Edward stared dully around the chamber, a pretence while he plotted his words and studied the faces of his councillors. One of them was a traitor. But who? Robert Winchelsea, his sainted Archbishop of Canterbury? A prelate of the church? Edward did not trust the man, an upstart, a sanctimonious clerk, a shallow man who always supported noble causes. On the King's left, Edmund, Earl of Lancaster. Edward stared at his brother's thin white face framed by long, black hair. He felt a touch of compassion whenever he studied his brother. Edmund had always been sickly and looked permanently ill with his slightly withered arm and cruel, distorted right shoulder. An accident at birth, or so they said.
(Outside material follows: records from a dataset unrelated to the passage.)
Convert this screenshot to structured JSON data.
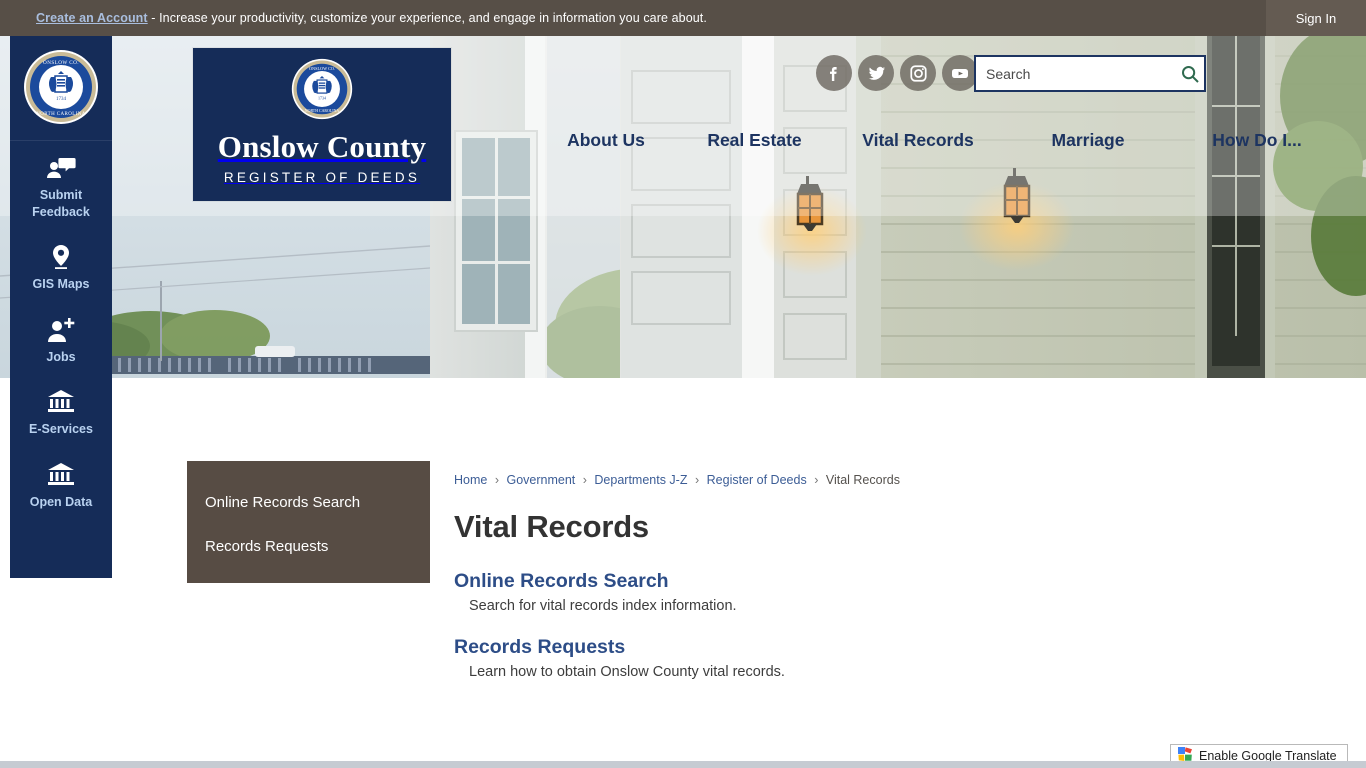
{
  "topbar": {
    "account_link": "Create an Account",
    "message": " - Increase your productivity, customize your experience, and engage in information you care about.",
    "sign_in": "Sign In"
  },
  "logo": {
    "title": "Onslow County",
    "subtitle": "REGISTER OF DEEDS",
    "seal_top_text": "ONSLOW COUNTY",
    "seal_bottom_text": "NORTH CAROLINA",
    "seal_year": "1734"
  },
  "rail": {
    "items": [
      {
        "label": "Submit Feedback",
        "icon": "feedback-icon"
      },
      {
        "label": "GIS Maps",
        "icon": "map-pin-icon"
      },
      {
        "label": "Jobs",
        "icon": "person-add-icon"
      },
      {
        "label": "E-Services",
        "icon": "bank-icon"
      },
      {
        "label": "Open Data",
        "icon": "bank-icon"
      }
    ]
  },
  "social": [
    {
      "name": "facebook",
      "label": "Facebook"
    },
    {
      "name": "twitter",
      "label": "Twitter"
    },
    {
      "name": "instagram",
      "label": "Instagram"
    },
    {
      "name": "youtube",
      "label": "YouTube"
    }
  ],
  "search": {
    "placeholder": "Search",
    "value": ""
  },
  "nav": [
    {
      "label": "About Us"
    },
    {
      "label": "Real Estate"
    },
    {
      "label": "Vital Records"
    },
    {
      "label": "Marriage"
    },
    {
      "label": "How Do I..."
    }
  ],
  "left_menu": {
    "items": [
      {
        "label": "Online Records Search"
      },
      {
        "label": "Records Requests"
      }
    ]
  },
  "breadcrumb": {
    "items": [
      "Home",
      "Government",
      "Departments J-Z",
      "Register of Deeds"
    ],
    "current": "Vital Records",
    "separator": "›"
  },
  "page": {
    "title": "Vital Records",
    "sections": [
      {
        "link": "Online Records Search",
        "description": "Search for vital records index information."
      },
      {
        "link": "Records Requests",
        "description": "Learn how to obtain Onslow County vital records."
      }
    ]
  },
  "translate": {
    "label": "Enable Google Translate"
  },
  "colors": {
    "navy": "#152c58",
    "topbar_brown": "#574f47",
    "menu_brown": "#574c44",
    "link_blue": "#2d4d87",
    "rail_label": "#b9d2f0",
    "search_icon_green": "#2f6a4f"
  }
}
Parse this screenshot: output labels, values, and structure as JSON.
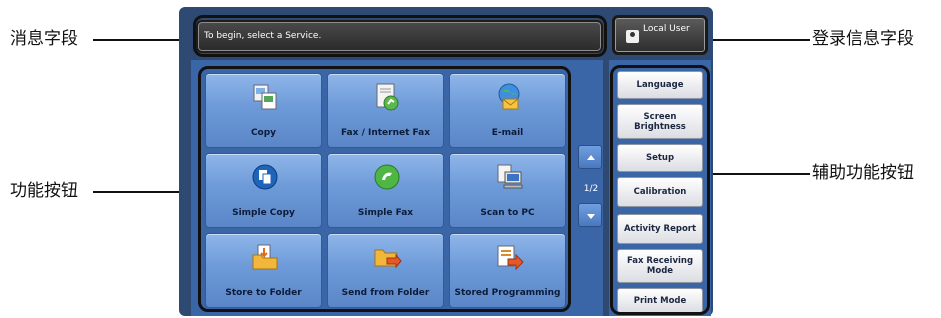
{
  "callouts": {
    "message_field": "消息字段",
    "login_info_field": "登录信息字段",
    "function_buttons": "功能按钮",
    "auxiliary_function_buttons": "辅助功能按钮"
  },
  "message_bar": {
    "text": "To begin, select a Service."
  },
  "login": {
    "label": "Local User"
  },
  "services": [
    {
      "label": "Copy",
      "icon": "copy-icon"
    },
    {
      "label": "Fax / Internet Fax",
      "icon": "fax-icon"
    },
    {
      "label": "E-mail",
      "icon": "email-globe-icon"
    },
    {
      "label": "Simple Copy",
      "icon": "simple-copy-icon"
    },
    {
      "label": "Simple Fax",
      "icon": "simple-fax-icon"
    },
    {
      "label": "Scan to PC",
      "icon": "scan-to-pc-icon"
    },
    {
      "label": "Store to Folder",
      "icon": "store-folder-icon"
    },
    {
      "label": "Send from Folder",
      "icon": "send-folder-icon"
    },
    {
      "label": "Stored Programming",
      "icon": "stored-programming-icon"
    }
  ],
  "pager": {
    "indicator": "1/2"
  },
  "auxiliary": [
    {
      "label": "Language"
    },
    {
      "label": "Screen Brightness"
    },
    {
      "label": "Setup"
    },
    {
      "label": "Calibration"
    },
    {
      "label": "Activity Report"
    },
    {
      "label": "Fax Receiving Mode"
    },
    {
      "label": "Print Mode"
    }
  ],
  "colors": {
    "panel_blue": "#3a66a8",
    "button_blue": "#6d9ad8",
    "message_bar": "#3a3a3a",
    "aux_button": "#e8e9ee"
  }
}
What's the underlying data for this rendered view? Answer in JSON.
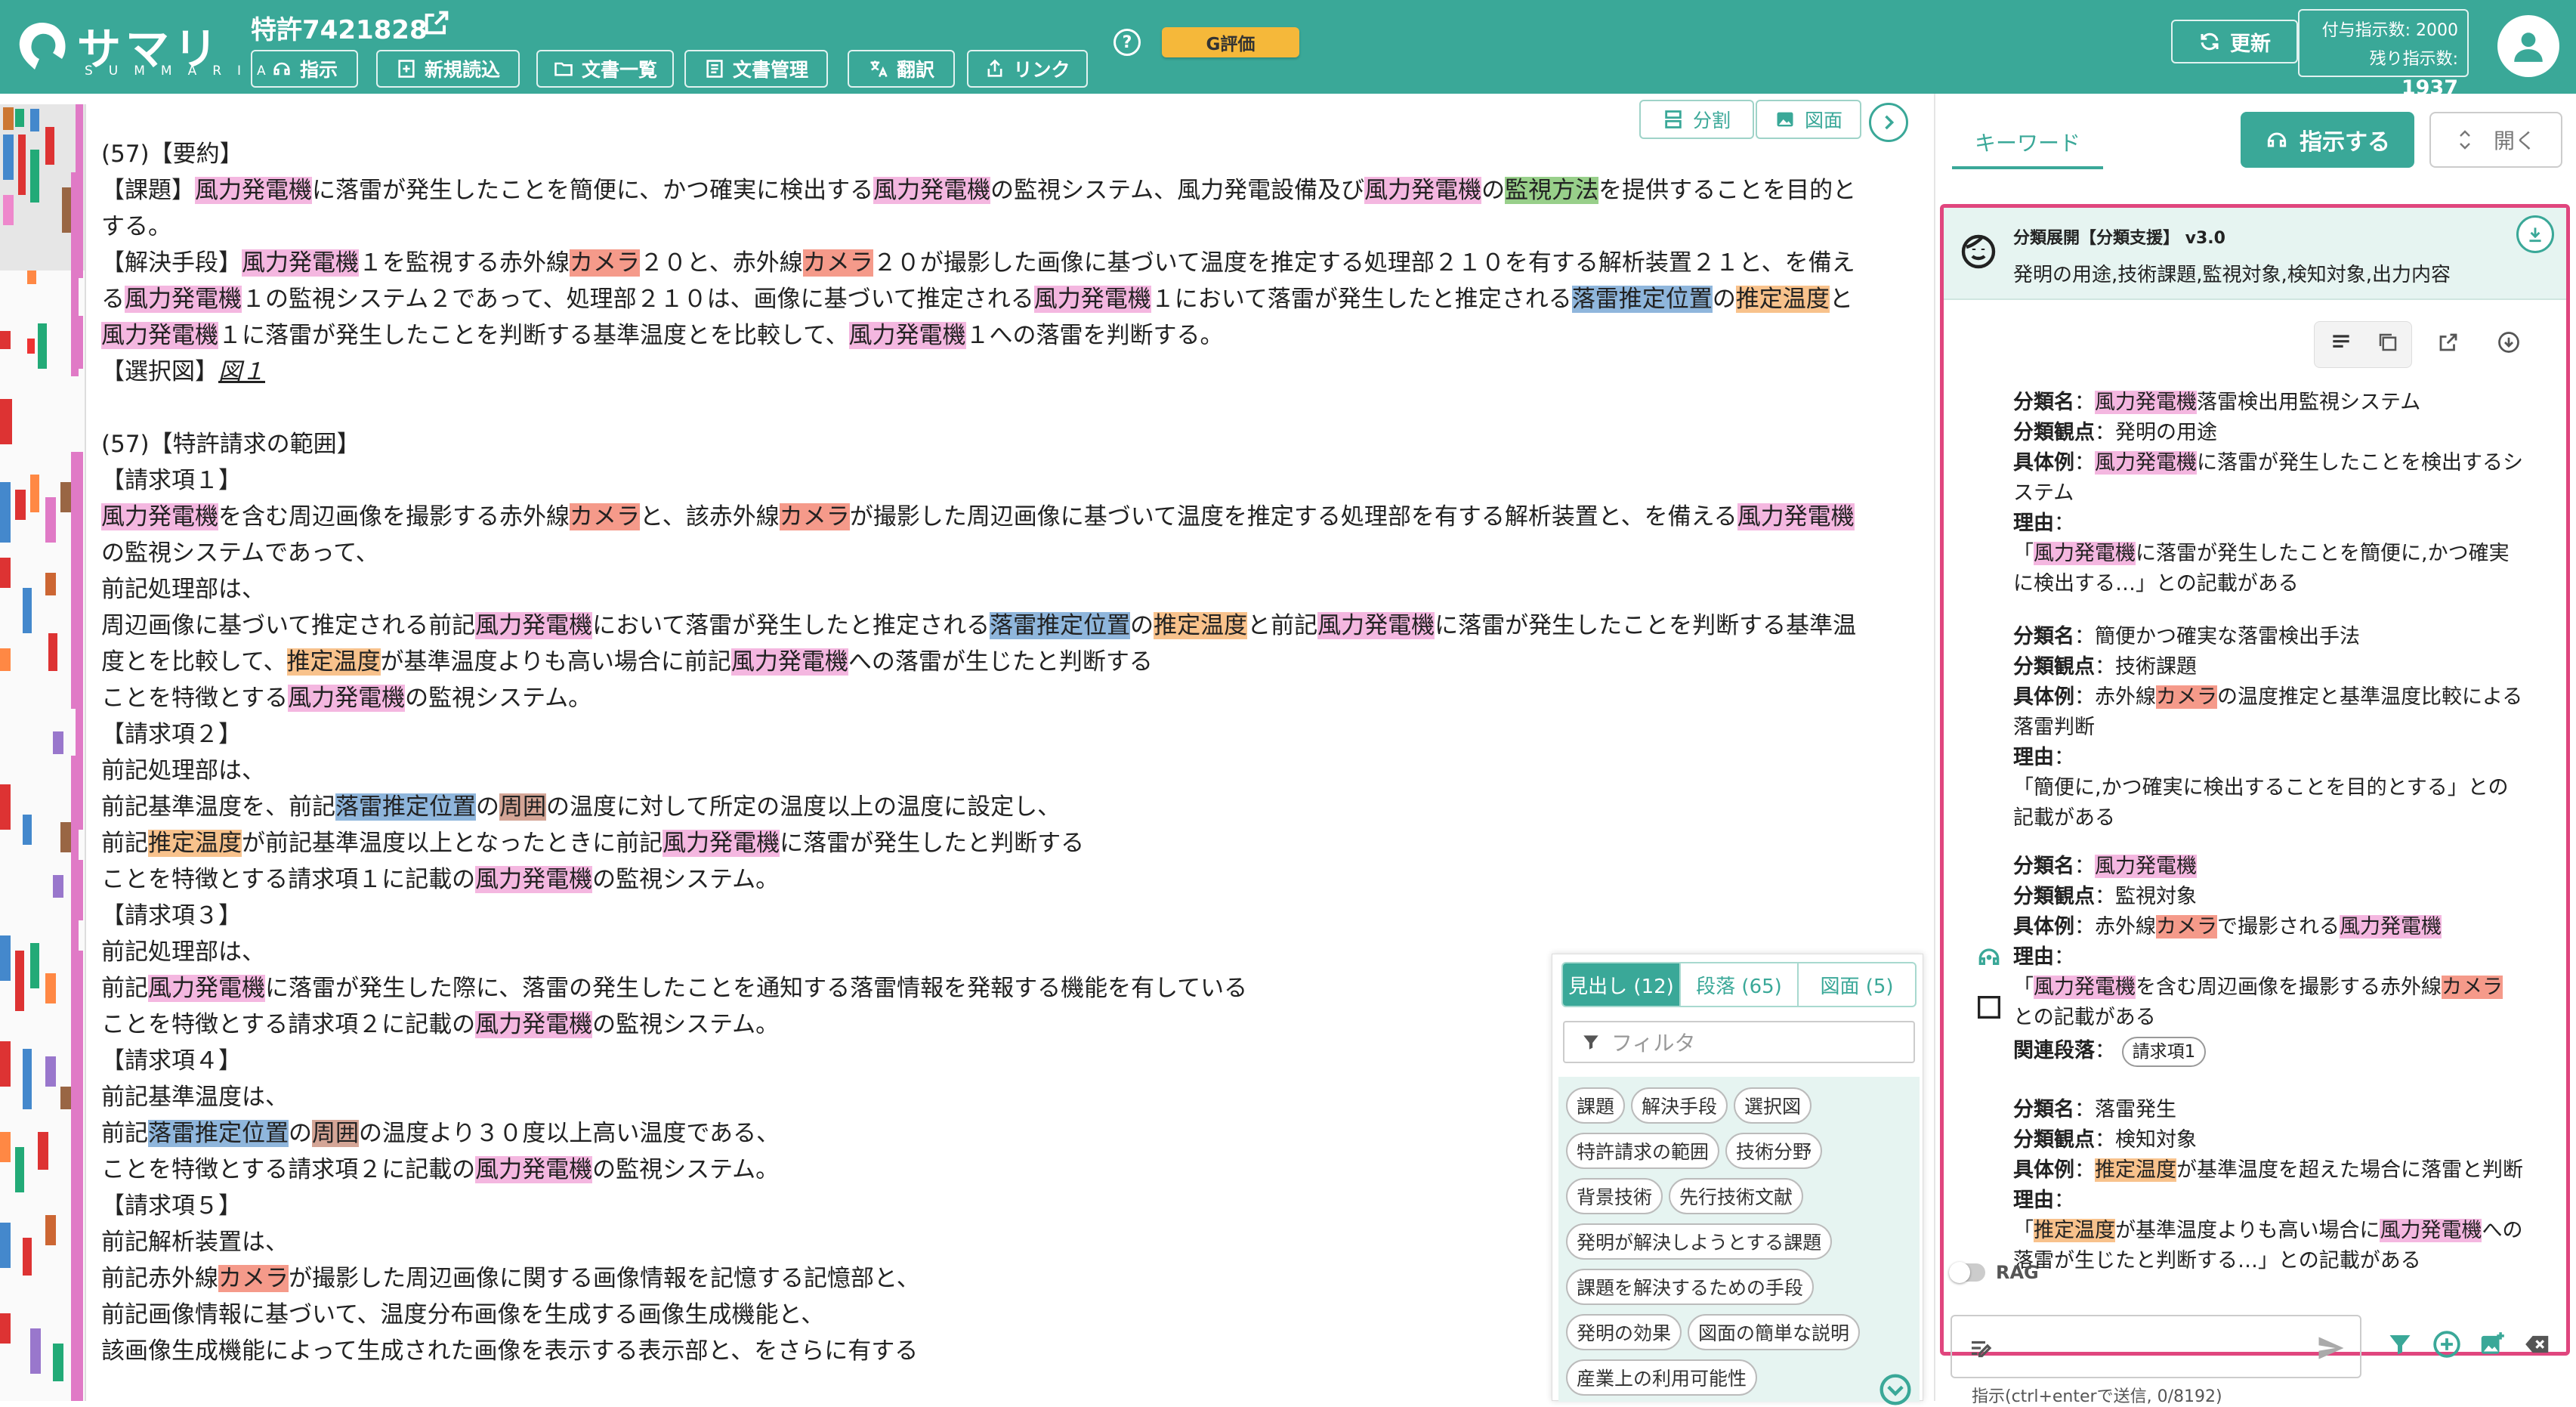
{
  "header": {
    "logo_text": "サマリア",
    "logo_sub": "SUMMARIA",
    "patent_title": "特許7421828",
    "nav": [
      "指示",
      "新規読込",
      "文書一覧",
      "文書管理",
      "翻訳",
      "リンク"
    ],
    "help": "?",
    "g_eval": "G評価",
    "update": "更新",
    "quota_label1": "付与指示数: 2000",
    "quota_label2": "残り指示数: ",
    "quota_value2": "1937"
  },
  "doc_toolbar": {
    "split": "分割",
    "figure": "図面"
  },
  "document": {
    "abstract_heading": "(57)【要約】",
    "claims_heading": "(57)【特許請求の範囲】",
    "selected_figure_label": "【選択図】",
    "selected_figure": "図１"
  },
  "outline": {
    "tabs": [
      "見出し (12)",
      "段落 (65)",
      "図面 (5)"
    ],
    "filter_placeholder": "フィルタ",
    "chips": [
      "課題",
      "解決手段",
      "選択図",
      "特許請求の範囲",
      "技術分野",
      "背景技術",
      "先行技術文献",
      "発明が解決しようとする課題",
      "課題を解決するための手段",
      "発明の効果",
      "図面の簡単な説明",
      "産業上の利用可能性"
    ]
  },
  "right_panel": {
    "keyword_tab": "キーワード",
    "instruct_btn": "指示する",
    "open_btn": "開く",
    "result_title": "分類展開【分類支援】 v3.0",
    "result_sub": "発明の用途,技術課題,監視対象,検知対象,出力内容",
    "labels": {
      "name": "分類名",
      "view": "分類観点",
      "example": "具体例",
      "reason": "理由",
      "related": "関連段落"
    },
    "related_chip": "請求項1",
    "rag": "RAG",
    "input_hint": "指示(ctrl+enterで送信, 0/8192)"
  },
  "colors": {
    "accent": "#3aa898",
    "highlight_pink": "#f4b7e0",
    "highlight_red": "#f59a8a",
    "highlight_blue": "#8fb6dc",
    "highlight_orange": "#f8c28c",
    "border_red": "#e0467e"
  }
}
Yet, Edward had heard the stories about Edmund really being the first born, Henry Ill's eldest son but overlooked because of his disabilities, the crown passing to his stronger, more acceptable brother? Lies! Edward knew the truth but often wondered if his brother did. Edmund had been in charge of Gascony yet he had quietly surrendered it to the French, tricked, outmanoeuvred, making his name and the crown of England a laughing-stock in Europe.